Closed ma-schulze closed 3 months ago
Awesome that you got PCILeech to work somewhat with DCI :) I wanted to look into this for a long time but I could not find the time with this unfortunately just being my hobby project.
I'm assuming you're using the LINUX_X64_48 signature.
It was a while since I tested this and I'm assuming you're targeting a 64-bit kernel more recent than a year or so. Chances are that something changed that breaks the shellcode ( https://github.com/ufrisk/pcileech/blob/master/pcileech_shellcode/lx64_stage2.asm )
Right now I'm working on a major update for PCILeech/MemProcFS geared towards fixing some long standing FPGA issues primarily related to AMD systems, but also to add new memory analysis functionality for WIndows.
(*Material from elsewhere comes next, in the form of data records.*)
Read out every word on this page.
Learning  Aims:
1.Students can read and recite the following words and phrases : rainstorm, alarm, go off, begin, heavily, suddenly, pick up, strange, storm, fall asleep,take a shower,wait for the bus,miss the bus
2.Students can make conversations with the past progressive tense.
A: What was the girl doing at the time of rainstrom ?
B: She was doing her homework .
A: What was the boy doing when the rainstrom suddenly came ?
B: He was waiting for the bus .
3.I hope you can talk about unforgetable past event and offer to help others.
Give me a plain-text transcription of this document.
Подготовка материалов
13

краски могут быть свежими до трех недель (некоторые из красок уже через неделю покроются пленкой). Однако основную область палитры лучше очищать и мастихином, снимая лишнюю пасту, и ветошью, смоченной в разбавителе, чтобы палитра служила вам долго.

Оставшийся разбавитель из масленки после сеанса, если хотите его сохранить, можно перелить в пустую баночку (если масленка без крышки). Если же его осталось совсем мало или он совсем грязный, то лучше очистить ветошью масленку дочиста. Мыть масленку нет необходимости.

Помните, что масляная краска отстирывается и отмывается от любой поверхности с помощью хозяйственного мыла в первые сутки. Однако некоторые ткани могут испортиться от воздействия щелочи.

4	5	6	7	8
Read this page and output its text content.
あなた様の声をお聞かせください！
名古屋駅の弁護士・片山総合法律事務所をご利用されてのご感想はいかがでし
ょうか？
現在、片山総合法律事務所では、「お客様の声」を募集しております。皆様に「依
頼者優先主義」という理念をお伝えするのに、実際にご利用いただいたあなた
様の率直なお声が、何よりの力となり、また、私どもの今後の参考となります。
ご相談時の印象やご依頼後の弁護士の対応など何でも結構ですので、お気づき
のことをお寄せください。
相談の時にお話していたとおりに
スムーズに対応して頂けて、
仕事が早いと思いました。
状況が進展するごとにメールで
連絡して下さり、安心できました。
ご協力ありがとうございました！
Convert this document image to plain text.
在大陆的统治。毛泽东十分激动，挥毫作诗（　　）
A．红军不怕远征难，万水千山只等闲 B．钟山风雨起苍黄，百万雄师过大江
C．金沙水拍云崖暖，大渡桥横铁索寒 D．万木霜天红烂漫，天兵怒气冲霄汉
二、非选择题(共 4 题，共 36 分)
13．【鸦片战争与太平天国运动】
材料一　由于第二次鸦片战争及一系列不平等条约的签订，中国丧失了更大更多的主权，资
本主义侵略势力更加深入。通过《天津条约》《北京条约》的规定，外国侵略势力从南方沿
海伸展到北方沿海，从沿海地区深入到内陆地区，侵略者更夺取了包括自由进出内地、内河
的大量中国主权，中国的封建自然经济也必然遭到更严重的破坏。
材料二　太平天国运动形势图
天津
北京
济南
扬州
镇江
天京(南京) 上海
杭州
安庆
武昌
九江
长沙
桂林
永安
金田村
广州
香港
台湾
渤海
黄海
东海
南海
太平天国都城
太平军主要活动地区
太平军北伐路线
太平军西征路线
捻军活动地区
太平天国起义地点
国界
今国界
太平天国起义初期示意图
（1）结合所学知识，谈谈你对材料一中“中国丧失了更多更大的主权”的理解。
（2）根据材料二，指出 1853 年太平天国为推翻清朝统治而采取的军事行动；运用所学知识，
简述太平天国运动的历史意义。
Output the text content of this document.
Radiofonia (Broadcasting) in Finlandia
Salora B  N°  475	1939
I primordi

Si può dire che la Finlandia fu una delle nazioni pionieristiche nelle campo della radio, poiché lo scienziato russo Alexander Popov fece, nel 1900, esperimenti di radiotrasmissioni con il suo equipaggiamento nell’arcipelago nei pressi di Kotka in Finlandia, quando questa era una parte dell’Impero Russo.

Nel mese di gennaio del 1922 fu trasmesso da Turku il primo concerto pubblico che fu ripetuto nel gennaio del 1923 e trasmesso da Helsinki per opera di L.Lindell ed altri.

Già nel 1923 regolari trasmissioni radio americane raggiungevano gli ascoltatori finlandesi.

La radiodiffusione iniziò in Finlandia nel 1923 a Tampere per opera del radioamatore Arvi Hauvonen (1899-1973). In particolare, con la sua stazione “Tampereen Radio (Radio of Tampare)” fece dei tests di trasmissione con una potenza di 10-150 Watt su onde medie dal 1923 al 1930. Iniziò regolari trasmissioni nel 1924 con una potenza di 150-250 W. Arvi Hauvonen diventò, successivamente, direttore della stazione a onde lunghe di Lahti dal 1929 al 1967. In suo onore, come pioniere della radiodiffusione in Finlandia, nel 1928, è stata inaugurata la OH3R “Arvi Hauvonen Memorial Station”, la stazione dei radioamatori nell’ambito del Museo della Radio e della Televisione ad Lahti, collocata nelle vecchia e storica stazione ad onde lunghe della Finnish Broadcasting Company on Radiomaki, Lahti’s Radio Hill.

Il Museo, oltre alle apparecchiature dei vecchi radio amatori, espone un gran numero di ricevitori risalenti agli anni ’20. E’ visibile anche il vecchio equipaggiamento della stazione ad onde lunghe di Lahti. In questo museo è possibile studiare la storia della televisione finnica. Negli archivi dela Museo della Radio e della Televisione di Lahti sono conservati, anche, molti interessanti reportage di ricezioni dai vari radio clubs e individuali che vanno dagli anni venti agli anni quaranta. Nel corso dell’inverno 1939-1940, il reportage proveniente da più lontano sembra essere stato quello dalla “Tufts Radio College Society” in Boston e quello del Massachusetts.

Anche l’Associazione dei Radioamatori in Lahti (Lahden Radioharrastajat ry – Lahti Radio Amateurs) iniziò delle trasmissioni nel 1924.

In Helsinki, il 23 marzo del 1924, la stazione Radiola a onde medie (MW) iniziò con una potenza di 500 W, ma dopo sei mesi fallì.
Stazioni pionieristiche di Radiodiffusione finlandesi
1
I really do need to finish this up and release before I start looking into what I'm suspecting may be somewhat dated shellcodes both for Windows and Linux.
I'll put this up as a bug for now. Chances are that I won't be able to find the time to look into this before September though. If you're interested you can take a look at the shellcode. I do suspect that it's some of the exported symbols ( at the bottom of the shellcode ) that is missing. My best guess is that set_memory_x
is missing from your kallsyms; but if you're able please check the other exports as well. Please let me know if you find the culprit.
Yup, you were right. I tried out an older kernel and it worked perfectly fine! Thanks for the anwser and also thanks for this awesome project! <3
I did some updates to the pcileech which should improve the linux injections up to around kernel 5.4; (ubuntu 20.04); the latest versions of the kernel still aren't working properly though; I have to redo the injection code a bit for that.
I've decided to take a look at this when Ubuntu migrates to a new kernel; then I'll see if things really changed around for them as well; or if it's just your distro that is missing some symbols I need. Reason is that there are just way too many Linux kernels for me to keep up with considering this being just a hobby project that I put my free time into. I'll keep the issue open until then.
I'm closing this issue due to old age.
Hi, so I'm trying to inject a kernelmodule via DMA via DCI-Debugging (Linux target).
Now it works fine up until the point "KMD: Code inserted into the kernel - Waiting to receive execution." (kmd.c:1361) where it freezes / loops indefinitly.
Do you have any fixes for this? Or can you maybe explain to me what exactly he is waiting for so I can look into it myself? Thanks in advance!